As President Obama gets ready to expand the reach of the government further into the lives of Americans than ever previously imagined, let’s stop and take a moment to reflect on some common sense.
The biggest problem with the debate over Obama’s policies is the duel realities enjoyed by each sparring side. See, without agreeing on the premise, the argument bifurcates into a logic bending maelstrom.
On the issue of health insurance, there are two sides, those who believe every human is entitled to the same health care regardless of means, and those who believe in personal responsibility and the private health insurance model. The two cannot mix.

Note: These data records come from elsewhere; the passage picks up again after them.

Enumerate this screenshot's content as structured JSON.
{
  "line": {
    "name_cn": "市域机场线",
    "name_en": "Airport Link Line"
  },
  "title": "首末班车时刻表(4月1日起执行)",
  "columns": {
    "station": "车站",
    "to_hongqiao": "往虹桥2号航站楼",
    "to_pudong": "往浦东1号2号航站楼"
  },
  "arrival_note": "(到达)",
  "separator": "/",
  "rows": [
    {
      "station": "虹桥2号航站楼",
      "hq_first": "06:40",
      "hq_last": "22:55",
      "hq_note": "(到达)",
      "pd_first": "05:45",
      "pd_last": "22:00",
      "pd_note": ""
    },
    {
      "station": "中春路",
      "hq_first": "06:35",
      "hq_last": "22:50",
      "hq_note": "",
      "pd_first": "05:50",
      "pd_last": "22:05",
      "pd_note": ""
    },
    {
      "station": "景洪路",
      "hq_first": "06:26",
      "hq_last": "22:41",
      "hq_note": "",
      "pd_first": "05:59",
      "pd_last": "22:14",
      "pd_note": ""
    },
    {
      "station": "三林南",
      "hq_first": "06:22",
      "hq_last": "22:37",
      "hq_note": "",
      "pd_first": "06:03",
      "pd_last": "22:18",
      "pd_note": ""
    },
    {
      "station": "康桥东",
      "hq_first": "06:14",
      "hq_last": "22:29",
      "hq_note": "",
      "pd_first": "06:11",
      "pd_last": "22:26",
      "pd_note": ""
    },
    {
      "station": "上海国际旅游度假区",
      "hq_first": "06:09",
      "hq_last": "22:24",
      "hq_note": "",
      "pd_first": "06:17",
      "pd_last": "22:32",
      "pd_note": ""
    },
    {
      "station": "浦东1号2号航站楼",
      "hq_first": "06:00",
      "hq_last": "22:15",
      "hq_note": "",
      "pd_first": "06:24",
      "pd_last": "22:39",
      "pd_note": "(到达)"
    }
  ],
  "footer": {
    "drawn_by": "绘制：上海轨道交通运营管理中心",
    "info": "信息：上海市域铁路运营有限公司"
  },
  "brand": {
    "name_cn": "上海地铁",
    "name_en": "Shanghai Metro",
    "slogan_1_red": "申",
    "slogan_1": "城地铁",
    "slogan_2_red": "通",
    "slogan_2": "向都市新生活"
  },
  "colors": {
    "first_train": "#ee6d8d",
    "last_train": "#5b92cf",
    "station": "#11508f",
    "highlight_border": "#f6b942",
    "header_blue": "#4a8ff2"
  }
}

We cannot simultaneously have “universal heath care” and a health insurance industry. When the administration says we can have it all they are disingenuously trying to appeal to both the “haves” and the “have-nots”, while reinforcing two realities and two premises.
Insurance is not charity, insurance is a closely calculated system of pricing risk while spreading actuarial costs across a voluntary consumer base. Universal Health Care, on the other hand, is charity.
When Obama says he wants to end “pre-screening” read; he wants to eliminate the assessing of risk, the most basic fundamental concept of insurance. Let’s call this what it is, the wholesale dismantling of health insurance as we know it, and the installation of health charity which can only be financed by deficit spending and taxation.
If you believe in Universal Health Charity, then I cannot argue with you. I can disagree, I can tell you no where in the Constitution does it mention a government mandate to provide a doctor for every American. And perhaps you don’t really care what the Constitution says, you see people suffering and believe no cost is too much to end that suffering. That’s fine. Agree to disagree.
If you believe, as Obama is trying to sell, there is a place in a free market for both health insurance and government run health charity, then you lack a basic understanding of market realities.
By eliminating the assessment of risk, the assigning of costs based on that risk, and by preventing insurers from determining pre-existing conditions, you transform insurance into charity. And if you allow one system that does just that, and leave intact another parallel system, you are left with an overall system in which one group of people are paying twice, once for their own health care and once again for everyone else in the other system.
If we projected this logic to the broader insurance industry as a whole, we would wind up with a situation in which you could literally wait for your house to burn down before signing up for the insurance that will pay for it. You could build your house in the fire prone hills of Malibu, or in the shadow of a levee in New Orleans, or up-against the lapping tide of the Atlantic Ocean, and pay the same amount to insure it as someone who has the wherewithal to build in a safe neighborhood. In this scenario the little pig who builds the brick house is a fool; we will need to re-write our fables.
I have done no formal studies, but based on the wide posteriors of those I come across on the street, and the diets of my co-workers, it is safe to say a large overwhelming proportion of health costs are derived from completely preventable sources. Just as I refuse to give a dollar to a junkie on the street, I should not be forced to underwrite the enabling of America.